Gabe’s mother had outdone herself with decorations. One side of the barn’s double doors had been strung with cobwebs and spiders, and it appeared as if a life-sized witch had flown through the top front wall. Six torches lit the area just enough to show a black, bulbous backside, some broom bristles and a pair of boot-clad feet, all poking out of a painted, jagged hole. After Gabe had followed Josie into the barn quaking with spooky music, he spied the witch’s green warted face and broken broom handle jutting through the other side.
Holding a diaphanous pink mermaid tail draped over an elbow, Cindy Connolley, Gabe’s graying but ever-gorgeous mother, swished over to greet him and Josie and direct them to the drinks. “That’s hot buttered rum in the cauldron,” she said.
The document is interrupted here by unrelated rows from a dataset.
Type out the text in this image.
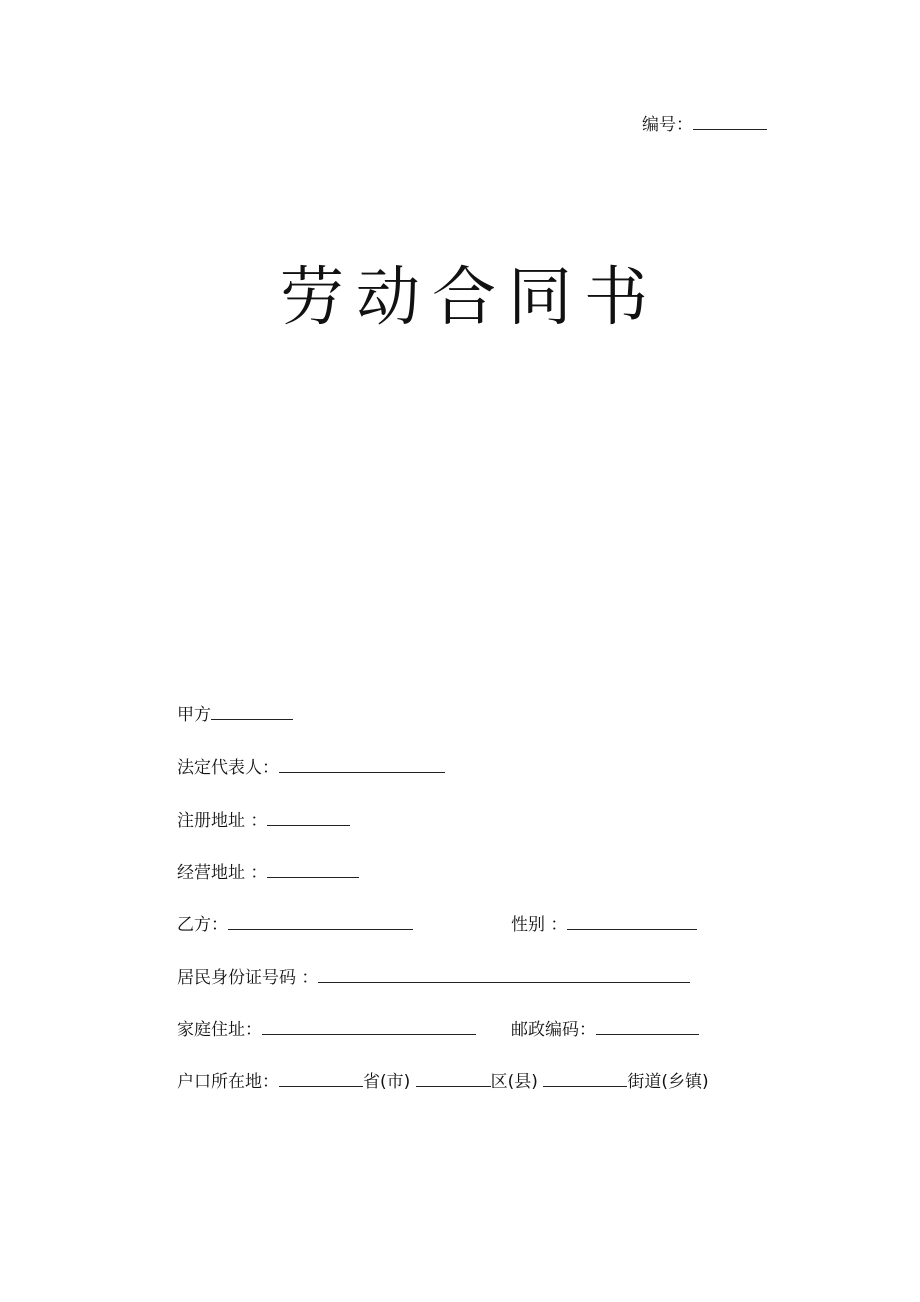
编号：
劳动合同书
甲方
法定代表人：
注册地址 ：
经营地址 ：
乙方：	性别 ：
居民身份证号码 ：
家庭住址：	邮政编码：
户口所在地：	省(市)	区(县)	街道(乡镇)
Then she nodded toward a shaggy student type standing behind the table. “Otherwise, The Thing there will set you up.”
“Thanks, Cindy.” Josie immediately approached the young guy, then stood talking to him for a moment after he’d handed her a bottle of beer.
The Thing might be the hired help tonight, but he’d dressed for the party. With three surplus eyeballs dotting his forehead and four muscular arms—two held fake martinis—he should be able to handle the job.
Gabe was relieved to see Josie smiling. She leaned forward to peer at one of the guy’s extra arms, then laughed about something he’d said.